I am working on a project which requires me to visualize a rather complicated type of data (see this older question). In short, I have a large chunk of data which I can export to JSON, CSV or some other arbitrary flat format although I prefer to avoid XML if possible (see the linked question above for in-detail explanation of the underlying data).
I have started working on a visualization using D3, the layout I wrote seems to work OK so far when I test it with some very simple data that I hardcode in the Javascript as an array. The tutorials I read on data binding in D3 have been a bit confusing in the sense that some use JSON and some use TXT/CSV format while some others use hardcoded arrays/matrices.
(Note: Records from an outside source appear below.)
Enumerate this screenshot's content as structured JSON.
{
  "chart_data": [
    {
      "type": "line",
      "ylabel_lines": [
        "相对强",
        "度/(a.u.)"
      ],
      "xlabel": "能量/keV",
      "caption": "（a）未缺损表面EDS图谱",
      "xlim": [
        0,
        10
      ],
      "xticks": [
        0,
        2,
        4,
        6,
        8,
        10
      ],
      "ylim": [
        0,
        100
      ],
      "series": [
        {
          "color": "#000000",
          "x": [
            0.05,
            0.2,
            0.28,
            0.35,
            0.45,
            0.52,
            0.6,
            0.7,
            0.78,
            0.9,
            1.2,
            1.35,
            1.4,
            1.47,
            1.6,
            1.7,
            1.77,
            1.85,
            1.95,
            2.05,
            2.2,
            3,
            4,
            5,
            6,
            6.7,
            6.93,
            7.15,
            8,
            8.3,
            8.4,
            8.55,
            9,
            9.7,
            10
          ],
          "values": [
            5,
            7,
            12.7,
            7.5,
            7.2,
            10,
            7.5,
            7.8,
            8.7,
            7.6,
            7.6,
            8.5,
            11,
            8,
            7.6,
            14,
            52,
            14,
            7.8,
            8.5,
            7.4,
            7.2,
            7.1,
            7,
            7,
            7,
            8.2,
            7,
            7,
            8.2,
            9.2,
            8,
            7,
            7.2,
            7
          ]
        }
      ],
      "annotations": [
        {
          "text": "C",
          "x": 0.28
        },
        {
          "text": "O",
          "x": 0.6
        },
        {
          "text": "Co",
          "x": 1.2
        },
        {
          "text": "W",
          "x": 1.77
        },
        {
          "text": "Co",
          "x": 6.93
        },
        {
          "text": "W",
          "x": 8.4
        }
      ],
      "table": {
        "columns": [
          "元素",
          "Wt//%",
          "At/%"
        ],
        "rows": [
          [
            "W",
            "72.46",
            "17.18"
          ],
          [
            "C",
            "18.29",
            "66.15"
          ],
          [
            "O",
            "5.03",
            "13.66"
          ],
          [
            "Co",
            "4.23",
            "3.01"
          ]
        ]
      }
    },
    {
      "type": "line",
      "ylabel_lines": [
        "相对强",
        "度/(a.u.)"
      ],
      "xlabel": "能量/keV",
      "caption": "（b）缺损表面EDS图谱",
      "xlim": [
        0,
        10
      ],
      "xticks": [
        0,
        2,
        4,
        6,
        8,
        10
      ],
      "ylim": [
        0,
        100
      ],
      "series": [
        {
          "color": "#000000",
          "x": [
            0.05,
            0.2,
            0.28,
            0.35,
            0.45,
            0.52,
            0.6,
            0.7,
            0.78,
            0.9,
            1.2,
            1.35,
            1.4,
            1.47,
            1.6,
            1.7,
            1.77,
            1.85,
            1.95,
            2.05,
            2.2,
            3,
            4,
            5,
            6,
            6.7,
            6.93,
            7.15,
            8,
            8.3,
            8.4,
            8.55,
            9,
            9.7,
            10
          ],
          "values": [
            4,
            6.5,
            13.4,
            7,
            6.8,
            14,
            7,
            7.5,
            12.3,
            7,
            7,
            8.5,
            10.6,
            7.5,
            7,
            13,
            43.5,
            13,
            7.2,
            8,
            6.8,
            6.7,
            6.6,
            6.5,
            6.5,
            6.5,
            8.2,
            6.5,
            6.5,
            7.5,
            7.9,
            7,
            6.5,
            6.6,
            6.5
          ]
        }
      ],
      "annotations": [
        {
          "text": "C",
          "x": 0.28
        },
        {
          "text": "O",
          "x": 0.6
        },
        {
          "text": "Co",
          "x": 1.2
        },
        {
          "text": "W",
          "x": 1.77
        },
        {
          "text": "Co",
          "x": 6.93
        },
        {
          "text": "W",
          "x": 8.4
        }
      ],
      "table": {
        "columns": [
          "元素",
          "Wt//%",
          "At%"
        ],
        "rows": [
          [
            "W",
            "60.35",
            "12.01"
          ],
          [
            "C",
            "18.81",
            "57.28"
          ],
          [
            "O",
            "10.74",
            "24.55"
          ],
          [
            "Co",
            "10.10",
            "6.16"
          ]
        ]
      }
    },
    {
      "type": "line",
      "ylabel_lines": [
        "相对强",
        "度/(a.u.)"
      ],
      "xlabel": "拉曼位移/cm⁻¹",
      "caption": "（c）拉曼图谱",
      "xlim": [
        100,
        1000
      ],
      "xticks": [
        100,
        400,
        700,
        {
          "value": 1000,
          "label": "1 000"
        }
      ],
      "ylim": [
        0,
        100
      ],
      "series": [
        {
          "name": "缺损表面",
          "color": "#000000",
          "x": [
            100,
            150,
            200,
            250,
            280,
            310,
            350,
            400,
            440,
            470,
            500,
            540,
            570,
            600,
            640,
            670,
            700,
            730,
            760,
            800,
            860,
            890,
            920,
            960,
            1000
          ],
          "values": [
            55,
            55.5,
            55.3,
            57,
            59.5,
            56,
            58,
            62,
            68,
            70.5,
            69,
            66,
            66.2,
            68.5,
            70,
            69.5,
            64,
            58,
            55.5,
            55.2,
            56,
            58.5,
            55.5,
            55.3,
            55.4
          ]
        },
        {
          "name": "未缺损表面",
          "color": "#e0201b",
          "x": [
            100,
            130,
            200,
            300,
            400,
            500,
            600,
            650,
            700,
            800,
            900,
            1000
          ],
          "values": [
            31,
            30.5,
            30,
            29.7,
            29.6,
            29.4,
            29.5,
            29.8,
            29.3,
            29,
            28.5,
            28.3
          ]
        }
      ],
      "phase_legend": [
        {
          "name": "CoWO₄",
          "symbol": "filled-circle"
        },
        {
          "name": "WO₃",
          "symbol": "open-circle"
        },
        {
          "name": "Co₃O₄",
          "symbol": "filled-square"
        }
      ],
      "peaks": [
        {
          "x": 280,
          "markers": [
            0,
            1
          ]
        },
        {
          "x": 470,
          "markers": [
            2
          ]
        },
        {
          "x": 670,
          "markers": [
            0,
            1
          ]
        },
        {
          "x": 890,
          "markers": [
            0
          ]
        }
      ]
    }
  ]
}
In the case of JSON, I watched a tutorial where the narrator firmly advises to host the JSON file on a webserver and get it using a HTTP request instead of a local file read. I realize that this is due to cross domain request limitations, which I believe I have to work-around somehow. At this point I am not sure how to proceed since:
The D3-powered visualization will be on a series of HTML reports which are created as results of an analysis tool I wrote. The analysis is done on the users computer, and the HTML reports are also created locally on the client-side.
The intended users are most definitely not tech-savvy, so it is not an option to instruct them to run an webserver on their computer to be able to serve JSON or any other type or resource via localhost
For the record, I have tried running the python SimpleHTTPServer module to try it out, and again everything works fine. I then tried to hard-code the data in the generated HTML reports, then call on the JSON object from my script which uses D3,
//d3.json("mydata.json", function(json){
d3.json(myjson, function(json){
nodeData = json.elements;
....
}
which fails since in that case I end up sending in a JSON object while D3.js is expecting a URL.
What can I do to avoid/solve this problem?